Tuning Optoelectronic Properties of Double Quantum Dot Structure Using Tight-Binding Model for Photo-Electric Applications

Abstract

In electronics field, researchers and industries have been working to fabricate low-cost optoelectronic devices by using less materials in the fabrication process. Thus, miniaturization concept has been used in the design and synthesis of the fabricated materials and devices based on nano-dimension. However, reducing the used materials would affects the overall performance of the devices and new building blocks materials are needed to pass the performance capacity limits of current silicon-based materials. Quantum Dots DQs have been introduced and attracted much attention among researchers because of their unique characteristics that are necessary for many potential applications by using nano-dimensions structures. These properties include size-tunable optical and other electronic characteristics that are not found in the current bulk materials. Although there has been interested QDs experimental studied that have been already carried out, different theoretical efforts must be introduced in order to provide good understanding of the possible and different QDs applications. In this work, therefore, optoelectronic properties of Double Quantum Dots DQDs system were studied theoretically to provide important information about the possibility of using this system in photoelectric applications. A tight-binding framework was adopted to describe the system, and all the calculations were carried out based on the steady state formalism.

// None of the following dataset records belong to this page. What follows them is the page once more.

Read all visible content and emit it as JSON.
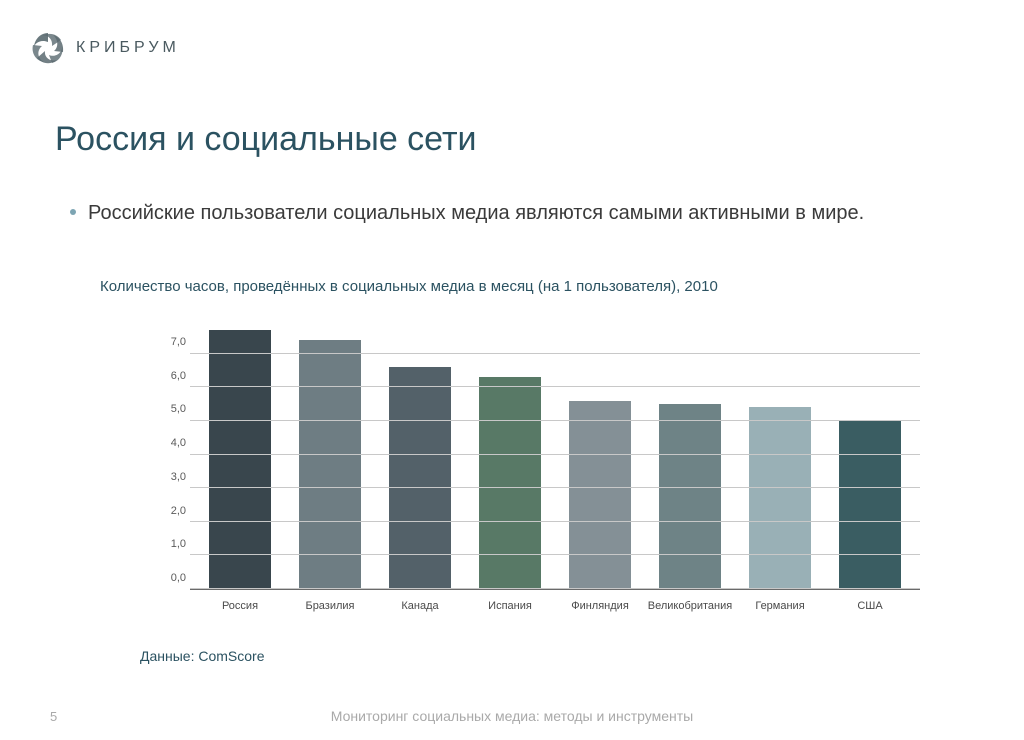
{
  "brand": "КРИБРУМ",
  "title": "Россия и социальные сети",
  "bullet_text": "Российские пользователи социальных медиа являются самыми активными в мире.",
  "chart": {
    "type": "bar",
    "title": "Количество часов, проведённых в социальных медиа в месяц (на 1 пользователя), 2010",
    "categories": [
      "Россия",
      "Бразилия",
      "Канада",
      "Испания",
      "Финляндия",
      "Великобритания",
      "Германия",
      "США"
    ],
    "values": [
      7.7,
      7.4,
      6.6,
      6.3,
      5.6,
      5.5,
      5.4,
      5.0
    ],
    "bar_colors": [
      "#39464d",
      "#6e7d83",
      "#536169",
      "#587966",
      "#849096",
      "#6e8386",
      "#99b0b6",
      "#3a5d62"
    ],
    "y_ticks": [
      "0,0",
      "1,0",
      "2,0",
      "3,0",
      "4,0",
      "5,0",
      "6,0",
      "7,0"
    ],
    "y_max": 8.0,
    "y_tick_values": [
      0,
      1,
      2,
      3,
      4,
      5,
      6,
      7
    ],
    "grid_color": "#c8c8c8",
    "axis_color": "#6a6a6a",
    "tick_font_size": 11,
    "tick_color": "#5a5a5a",
    "xlabel_color": "#4a4a4a",
    "background_color": "#ffffff"
  },
  "source": "Данные: ComScore",
  "page_number": "5",
  "footer": "Мониторинг социальных медиа: методы и инструменты"
}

The proposed DQD structure was connected to metallic leads and studied to investigate the QD size dependent. The transmission calculation presented first through the electron transport mechanism. Tunneling current and conductance were then presented to provide general understanding about the behavior of the proposed system. A correlation of transmission, current and conductance results with QD radius R, incident photon energy Eph, Temperature and bias voltage have been identified. Therefore, this correlation is strongly supporting the proposal of using DQD system in fabricating nanoscale photovoltaic devices, particularly, solar cells.